Nationwide, the overall number of deaths involving drivers and motorcycle operators with any amount of alcohol in their blood was 17,602 last year. That was up from 17,590 in 2005, said Heather Ann Hopkins, spokeswoman for the national highway administration.
“The number of people who died on the nation’s roads actually fell last year,” U.S. Transportation Secretary Mary Peters said at a news conference in Arlington, Va., a Washington suburb. “However the trend did not extend to alcohol-related crashes.”
Transportation officials announced the new figures as they unveiled an $11 million nationwide advertising campaign as part of a Labor Day weekend campaign called “Drunk Driving. Over the Limit. Under Arrest.”

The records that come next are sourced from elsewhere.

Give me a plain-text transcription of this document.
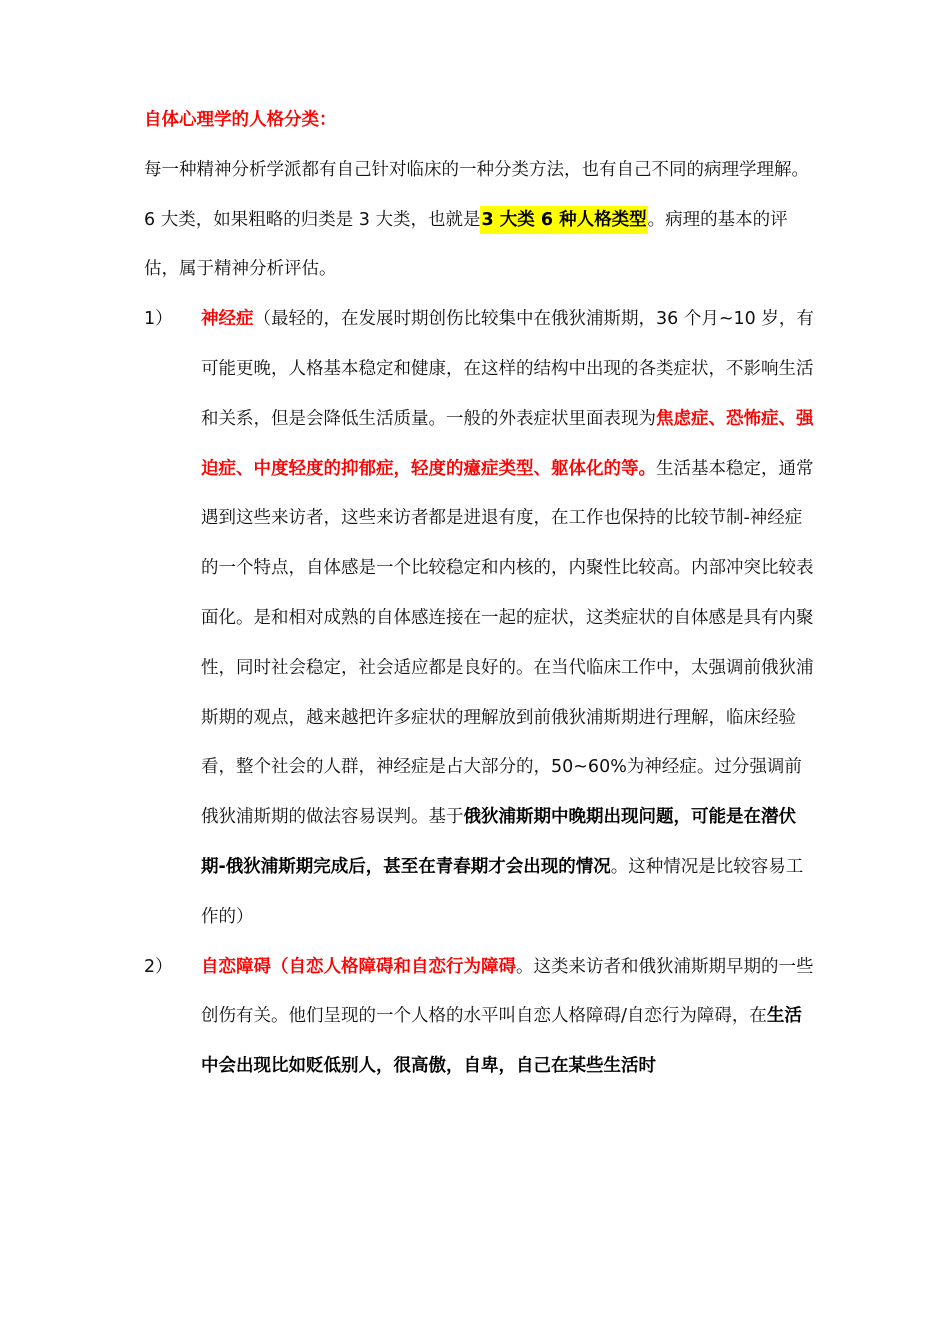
自体心理学的人格分类：

每一种精神分析学派都有自己针对临床的一种分类方法，也有自己不同的病理学理解。

6 大类，如果粗略的归类是 3 大类，也就是3 大类 6 种人格类型。病理的基本的评估，属于精神分析评估。

1） 神经症（最轻的，在发展时期创伤比较集中在俄狄浦斯期，36 个月~10 岁，有可能更晚，人格基本稳定和健康，在这样的结构中出现的各类症状，不影响生活和关系，但是会降低生活质量。一般的外表症状里面表现为焦虑症、恐怖症、强迫症、中度轻度的抑郁症，轻度的癔症类型、躯体化的等。生活基本稳定，通常遇到这些来访者，这些来访者都是进退有度，在工作也保持的比较节制-神经症的一个特点，自体感是一个比较稳定和内核的，内聚性比较高。内部冲突比较表面化。是和相对成熟的自体感连接在一起的症状，这类症状的自体感是具有内聚性，同时社会稳定，社会适应都是良好的。在当代临床工作中，太强调前俄狄浦斯期的观点，越来越把许多症状的理解放到前俄狄浦斯期进行理解，临床经验看，整个社会的人群，神经症是占大部分的，50~60%为神经症。过分强调前俄狄浦斯期的做法容易误判。基于俄狄浦斯期中晚期出现问题，可能是在潜伏期-俄狄浦斯期完成后，甚至在青春期才会出现的情况。这种情况是比较容易工作的）

2） 自恋障碍（自恋人格障碍和自恋行为障碍。这类来访者和俄狄浦斯期早期的一些创伤有关。他们呈现的一个人格的水平叫自恋人格障碍/自恋行为障碍，在生活中会出现比如贬低别人，很高傲，自卑，自己在某些生活时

“This crackdown is very, very, very important because it’s the penalties that are imposed when someone chooses to ignore the law that really have the ability to make changes,” Peters said.
To fight drunken driving, Austin police will seek grants to help the city pay for more targeted police patrols and will collaborate with other law enforcement agencies, Chief Art Acevedo said.
“It is unacceptable, these drunk driving deaths,” he said. “We have to come together as a community to deal with it, and as a law enforcement community.”
Florida, Missouri and Pennsylvania had the greatest decreases in numbers of drunken driving deaths last year, while the District of Columbia, Alaska and Delaware had the largest percentage decreases compared with 2005. The District of Columbia had the smallest actual number of drunken driving deaths with a total of 12.